Right now, you can get the nba schedule and elo ratings from this project and generate the following query. more to come, see to-dos at bottom of readme. And of course, the dbt docs are self hosted in Github Pages, check them out here.
- Create your WSL environment. Open a PowerShell terminal running as an administrator and execute:
wsl --install
- If this was the first time WSL has been installed, restart your machine.
- Open Ubuntu in your terminal and update your packages.
sudo apt-get update
- Install python3.
sudo apt-get install python3.8 python3-pip python3.8-venv
- clone the this repo.
mkdir meltano-projects
cd meltano-projects
git clone https://github.com/matsonj/nba-monte-carlo.git
# Go one folder level down into the folder that git just created
cd nba-monte-carlo
- build your project
make build pipeline superset-visuals
Make sure to open up superset when prompted (default location is localhost:8088). The username and password is "admin" and "password".
You can build a docker container by running:
make docker-build
Then run the container using
make docker-run
These are both aliases defined in the Makefile:
docker-build:
docker build -t mdsbox .
docker-run:
docker run \
--env MELTANO_CLI_LOG_LEVEL=WARNING \
--env MDS_SCENARIOS=100 \
--env MDS_INCLUDE_ACTUALS=true \
--env MDS_LATEST_RATINGS=true \
--env MDS_ENABLE_EXPORT=true \
mdsbox make pipeline
You can then scale out to Kubernetes, assuming you have it installed:
kubectl apply -f ./kubernetes/pod.yaml
This project leverages parquet instead of a database for file storage. This is experimental and implementation will evolve over time.

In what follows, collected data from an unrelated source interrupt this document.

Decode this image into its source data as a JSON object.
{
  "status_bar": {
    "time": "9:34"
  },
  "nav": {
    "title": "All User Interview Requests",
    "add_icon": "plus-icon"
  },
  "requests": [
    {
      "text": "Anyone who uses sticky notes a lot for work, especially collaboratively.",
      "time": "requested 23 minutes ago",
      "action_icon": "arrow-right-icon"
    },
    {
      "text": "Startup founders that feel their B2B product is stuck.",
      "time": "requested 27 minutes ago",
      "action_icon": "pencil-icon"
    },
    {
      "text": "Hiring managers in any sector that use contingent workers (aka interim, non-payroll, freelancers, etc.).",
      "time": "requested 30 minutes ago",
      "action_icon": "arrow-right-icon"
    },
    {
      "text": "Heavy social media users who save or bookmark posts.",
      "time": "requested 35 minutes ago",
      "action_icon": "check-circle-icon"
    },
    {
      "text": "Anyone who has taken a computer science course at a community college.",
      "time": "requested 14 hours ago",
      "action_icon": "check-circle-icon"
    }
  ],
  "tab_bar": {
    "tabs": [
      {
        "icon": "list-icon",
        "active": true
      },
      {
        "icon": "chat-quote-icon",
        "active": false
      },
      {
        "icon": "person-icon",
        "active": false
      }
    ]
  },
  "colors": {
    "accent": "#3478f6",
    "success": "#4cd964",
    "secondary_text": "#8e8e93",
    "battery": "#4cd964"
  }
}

- replace reg season schedule with 538 schedule
- add table for results
- add config options in dbt vars to ignore completed games
- make simulator only sim incomplete games
- add table for new ratings
- add config to use original or new ratings
- cleanup dbt-osmosis
- clean up env vars + implement incremental builds
- clean up dev container plugins (remove irrelevant ones, add some others)
- add dbt tests on simulator tables that no numeric values are null (elo ratings, home team win probabilities)
- add dbt tests
- add model descriptions
- change elo calculation to a udf
- make playoff elimination stuff a macro (param: schedule type)
The data contained within this project comes from 538, basketball reference, and draft kings.